Meghan is in the early stages of researching a book on medical practitioners in Enlightenment France. The eighteenth century witnessed sweeping changes to the theory and practice of medicine. Surgeons, once seen as no more than skilled artisans, elevated their status to rival that of physicians. Female midwives slowly lost ground to male midwives and surgeons as the practice of medicine became more masculine. The government launched its first public health programs. Medicine crept into every facet of an individual's life: physicians counseled their patients on diet, exercise, and even how to raise their children. But how did these changes come about? Meghan's current research explores this question by looking at medical practitioners: how they competed with their peers, captured public interest, and secured their patients' trust. Each chapter focuses on a particular type of practitioner -- midwives, physicians, surgeons, etc -- with a single individual anchoring the analysis.
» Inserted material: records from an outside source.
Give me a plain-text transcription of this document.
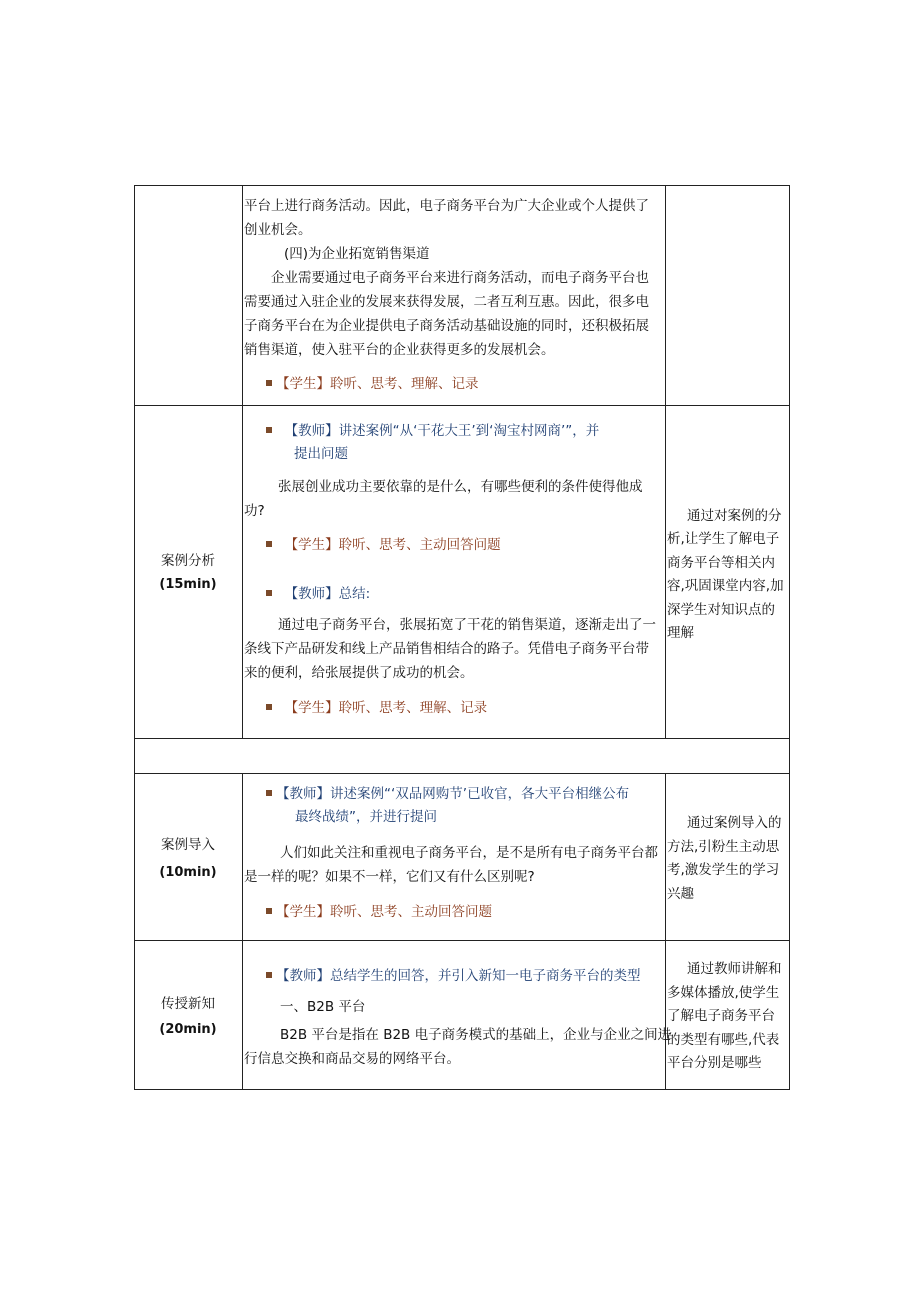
平台上进行商务活动。因此，电子商务平台为广大企业或个人提供了
创业机会。
(四)为企业拓宽销售渠道
企业需要通过电子商务平台来进行商务活动，而电子商务平台也
需要通过入驻企业的发展来获得发展，二者互利互惠。因此，很多电
子商务平台在为企业提供电子商务活动基础设施的同时，还积极拓展
销售渠道，使入驻平台的企业获得更多的发展机会。
【学生】聆听、思考、理解、记录
案例分析
(15min)
【教师】讲述案例“从‘干花大王’到‘淘宝村网商’”，并
提出问题
张展创业成功主要依靠的是什么，有哪些便利的条件使得他成
功?
【学生】聆听、思考、主动回答问题
【教师】总结:
通过电子商务平台，张展拓宽了干花的销售渠道，逐渐走出了一
条线下产品研发和线上产品销售相结合的路子。凭借电子商务平台带
来的便利，给张展提供了成功的机会。
【学生】聆听、思考、理解、记录
通过对案例的分
析,让学生了解电子
商务平台等相关内
容,巩固课堂内容,加
深学生对知识点的
理解
案例导入
(10min)
【教师】讲述案例“‘双品网购节’已收官，各大平台相继公布
最终战绩”，并进行提问
人们如此关注和重视电子商务平台，是不是所有电子商务平台都
是一样的呢？如果不一样，它们又有什么区别呢?
【学生】聆听、思考、主动回答问题
通过案例导入的
方法,引粉生主动思
考,激发学生的学习
兴趣
传授新知
(20min)
【教师】总结学生的回答，并引入新知一电子商务平台的类型
一、B2B 平台
B2B 平台是指在 B2B 电子商务模式的基础上，企业与企业之间进
行信息交换和商品交易的网络平台。
通过教师讲解和
多媒体播放,使学生
了解电子商务平台
的类型有哪些,代表
平台分别是哪些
These interlocking microhistories map the construction of medical authority on the ground and the practice and dissemination of Enlightenment ideas while also teasing out the cultural, social,  and intellectual context.

Love & Loss

Meghan is also continuing her research into the culture of sentimentalism and history of emotions through a series of articles. The first considers how Pierre Choderlos de Laclos, author of Dangerous Liaisons, used material objects to stay connected to his beloved wife and children while he was in prison during the Terror. The second investigates Denis Diderot's relationship with his mistress Sophie Volland and in particular his attempts to incorporate her sister (who was also her lover) into a stable love triangle.